The Transportation Security Administration is greatly expanding its expedited airport screening program called Pre-check for millions of passengers, although security and privacy experts continue to raise concerns about the program.
More than 55 million travelers have enjoyed a brisker walk through expedited screening, which includes Pre-check, since the program began in October 2011. Pre-check participants typically get through checkpoints faster by keeping on their shoes and jackets, and leaving laptops and small containers of liquids in their carry-on bags. After starting with frequent fliers, the program is now open to general travelers who can pass a background check.

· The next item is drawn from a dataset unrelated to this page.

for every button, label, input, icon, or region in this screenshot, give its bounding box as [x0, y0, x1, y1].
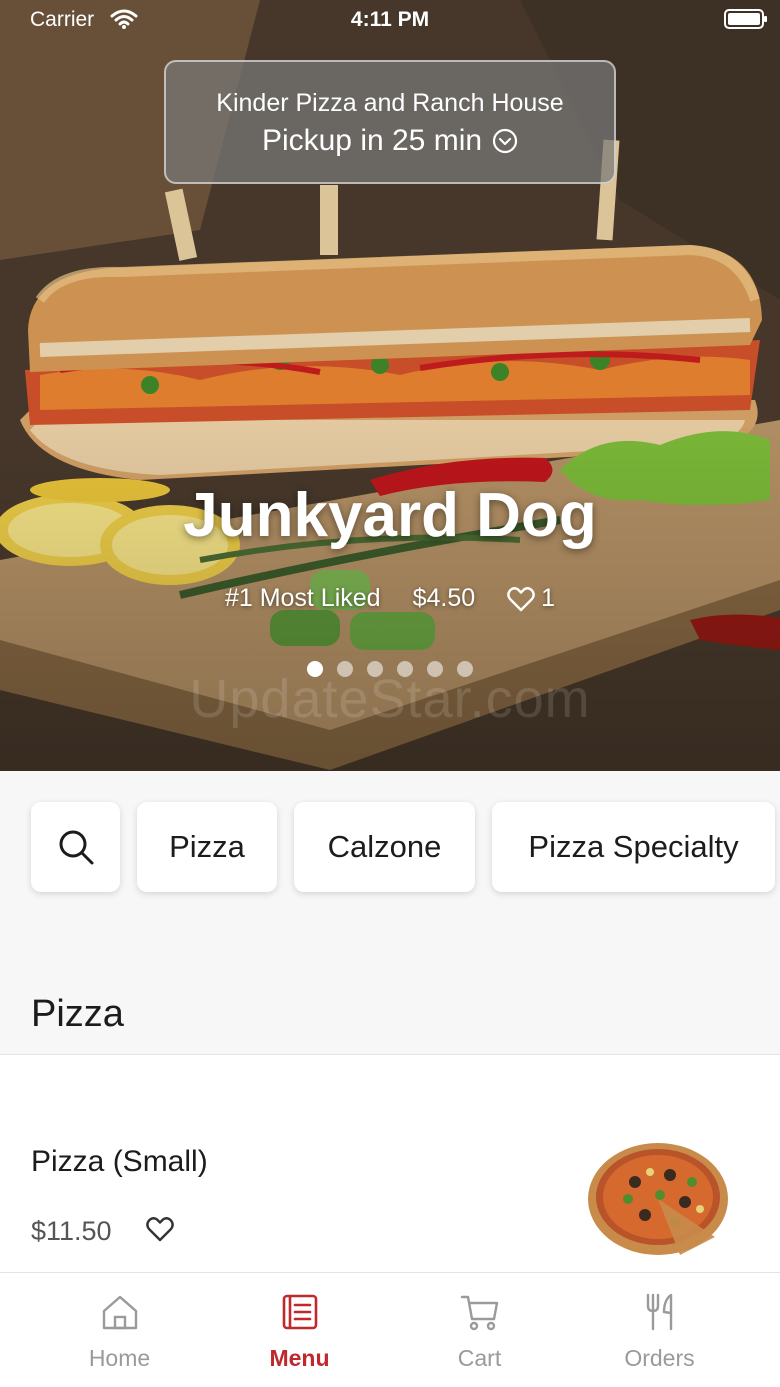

TSA Administrator John Pistole's goal is to move half of all passengers through expedited screening, which also covers young and old travelers and the military, by the end of the year.
"TSA Pre-check is enabling us to move away from a one-size-fits-all approach to transportation security, as we look for more opportunities to provide the most effective security in the most efficient way," Pistole said in opening a Pre-check application center last month at Washington's Dulles airport.
One complaint is when the uninitiated are invited into Pre-check lanes, the pace slows because they are unfamiliar with the routine.
TSA spokesman Ross Feinstein said the agency is expanding the number of Pre-check lanes and hours of operation at airports "in order to enable more passengers across the country to experience expedited screening in the most efficient way possible."
As the program grows, security experts question whether it is thorough enough. And privacy experts warn against giving up personal information in exchange for a faster trip through the checkpoint.
"Either the assessments will be based on a laughable amount of information about people and will only be providing an illusion of security, or they will be so intrusive that the government will basically be doing background checks on everyone who flies," said Jay Stanley, senior policy analyst at the American Civil Liberties Union's speech, privacy and technology project.
Participants must provide a photograph and fingerprints, so applicants must apply in person, but a reservation can be made on TSA's website. Applicants must bring documentation, such as a birth certificate or passport.
TSA already checked passenger names against a government watch list to see whether the traveler was prohibited from flying or merited extra scrutiny. The Centers for Disease Control and Prevention also keeps a list that TSA checks of people not permitted on aircraft because of health concerns.
Under the Pre-check application, TSA will also check applicants against unspecified law enforcement, immigration and intelligence databases, with the FBI checking criminal history records using the fingerprints, according to TSA's privacy statement about the program.
TSA retains "sole discretion" in determining who is eligible for Pre-check. Criminal convictions, not-guilty pleas by reason of insanity and being caught with a loaded firearm at an airport checkpoint could each disqualify an applicant.
Concerns about Pre-check focus on the balance of allowing travelers while blocking terrorists. For example, Pre-check lanes have metal detectors, while full-body scanners for the general population aim to spot non-metallic underwear bombs.
TSA officials note there are other layers of security, some of which are unseen. But security and privacy experts wonder both whether the Pre-check investigation is thorough enough or too invasive for the traveling public.